Gloo Holdings, Inc. Revenue Disclosure
Contract Assets, Deferred Revenue and Remaining Performance Obligations
For transactions in which payment has been received and there is an outstanding performance obligation, the associated revenue is recorded as deferred revenue and recognized once such obligation is fulfilled. During the year ended January 31, 2026, the Company acquired contract assets of $2.2 million in connection with acquisitions. During the year ended January 31, 2026, $2.2 million of contract assets that were acquired during the period were transferred to accounts receivable. The Company did not have any contract assets as of January 31, 2025.
During the year ended January 31, 2026, the Company assumed deferred revenue liabilities of $7.7 million in connection with acquisitions and recognized $4.0 million of revenue that was included in the deferred revenue balances as of January 31, 2025. During the year ended January 31, 2025, the Company recognized $0.2 million of revenue that was included in deferred revenue at the beginning of the period.
As of January 31, 2026, the aggregate amount of the transaction price allocated to performance obligations that were unsatisfied or partially unsatisfied was approximately $18.7 million. The Company expects to recognize approximately $14.2 million of the remaining performance obligations as revenue over the next 12 months, which primarily relates to platform solutions performance obligations. The remaining balance of approximately $4.5 million relates primarily to subscription contracts and is expected to be recognized as revenue primarily over the next 36 months. These amounts represent Management’s estimates of revenue expected to be recognized in future periods and are subject to change, including as a result of contract modifications, terminations, or changes in scope.
Significant Payment Terms
The Company enters into contracts that are typically one year in length or less with payments required up front on either an annual or monthly basis. The Company has applied the practical expedient to not adjust the consideration for the effects of a significant financing component because the period between the transfer of the promised service and the payment is one year or less.
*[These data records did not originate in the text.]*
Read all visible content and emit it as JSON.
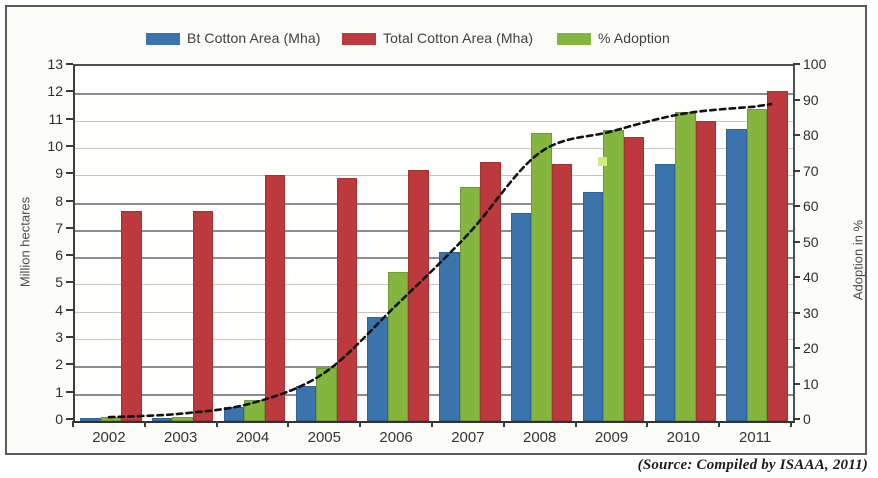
{
  "legend": {
    "items": [
      {
        "key": "bt",
        "label": "Bt Cotton Area (Mha)",
        "color": "#3b73ad"
      },
      {
        "key": "total",
        "label": "Total Cotton Area (Mha)",
        "color": "#bc3a3d"
      },
      {
        "key": "adoption",
        "label": "% Adoption",
        "color": "#83b53f"
      }
    ]
  },
  "axes": {
    "left_title": "Million hectares",
    "right_title": "Adoption in %",
    "left_ticks": [
      13,
      12,
      11,
      10,
      9,
      8,
      7,
      6,
      5,
      4,
      3,
      2,
      1,
      0
    ],
    "right_ticks": [
      100,
      90,
      80,
      70,
      60,
      50,
      40,
      30,
      20,
      10,
      0
    ],
    "dark_gridlines": [
      12,
      8,
      7,
      6,
      2,
      1
    ]
  },
  "source_note": "(Source: Compiled by ISAAA, 2011)",
  "chart_data": {
    "type": "bar",
    "title": "",
    "categories": [
      "2002",
      "2003",
      "2004",
      "2005",
      "2006",
      "2007",
      "2008",
      "2009",
      "2010",
      "2011"
    ],
    "series": [
      {
        "name": "Bt Cotton Area (Mha)",
        "key": "bt",
        "axis": "left",
        "color": "#3b73ad",
        "values": [
          0.1,
          0.1,
          0.5,
          1.3,
          3.8,
          6.2,
          7.6,
          8.4,
          9.4,
          10.7
        ]
      },
      {
        "name": "% Adoption",
        "key": "adoption",
        "axis": "right",
        "color": "#83b53f",
        "values": [
          1,
          1,
          6,
          15,
          42,
          66,
          81,
          82,
          87,
          88
        ]
      },
      {
        "name": "Total Cotton Area (Mha)",
        "key": "total",
        "axis": "left",
        "color": "#bc3a3d",
        "values": [
          7.7,
          7.7,
          9.0,
          8.9,
          9.2,
          9.5,
          9.4,
          10.4,
          11.0,
          12.1
        ]
      }
    ],
    "trend_line": {
      "name": "% Adoption trend",
      "axis": "right",
      "style": "dashed-black",
      "values": [
        0.5,
        1.5,
        4.5,
        13,
        32,
        52,
        75,
        81,
        86,
        88
      ]
    },
    "xlabel": "",
    "ylabel_left": "Million hectares",
    "ylabel_right": "Adoption in %",
    "ylim_left": [
      0,
      13
    ],
    "ylim_right": [
      0,
      100
    ],
    "grid": "horizontal",
    "legend_position": "top"
  }
}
For contracts that extend beyond 12 months, the Company delivers its services once it receives up-front payment, thus not meeting the definition of a significant financing component.
In most cases, contracts are non-cancelable, and consideration paid for services that customers purchase from the Company is non-refundable. Therefore, at the time revenue is recognized, the Company does not estimate expected refunds for services, nor does the Company exclude any such amounts from revenue.
Costs to Obtain Revenue Contracts
As a practical expedient, the Company recognizes the incremental costs of obtaining contracts, such as sales commissions, as expenses when incurred if the amortization period is one year or less.
About Revenue Disclosures
Revenue disclosures under ASC 606 explain how a company identifies performance obligations, allocates transaction prices, and determines when revenue is recognized. This section is essential for understanding whether reported revenue reflects genuine economic activity or aggressive accounting choices. Analysts examine the mix of point-in-time versus over-time recognition, which directly affects revenue timing and comparability.
Key signals: rising contract liabilities (deferred revenue) suggest strong future revenue visibility, while declining contract assets may indicate slowing project milestones. Watch for variable consideration estimates — rebates, returns, and performance bonuses that require management judgment. Significant changes in disaggregated revenue by geography or product line can reveal shifting business mix before it appears in headline numbers. Compare revenue growth against contract liability growth to assess sustainability, and scrutinize any changes in the timing of recognition that coincide with earnings pressure.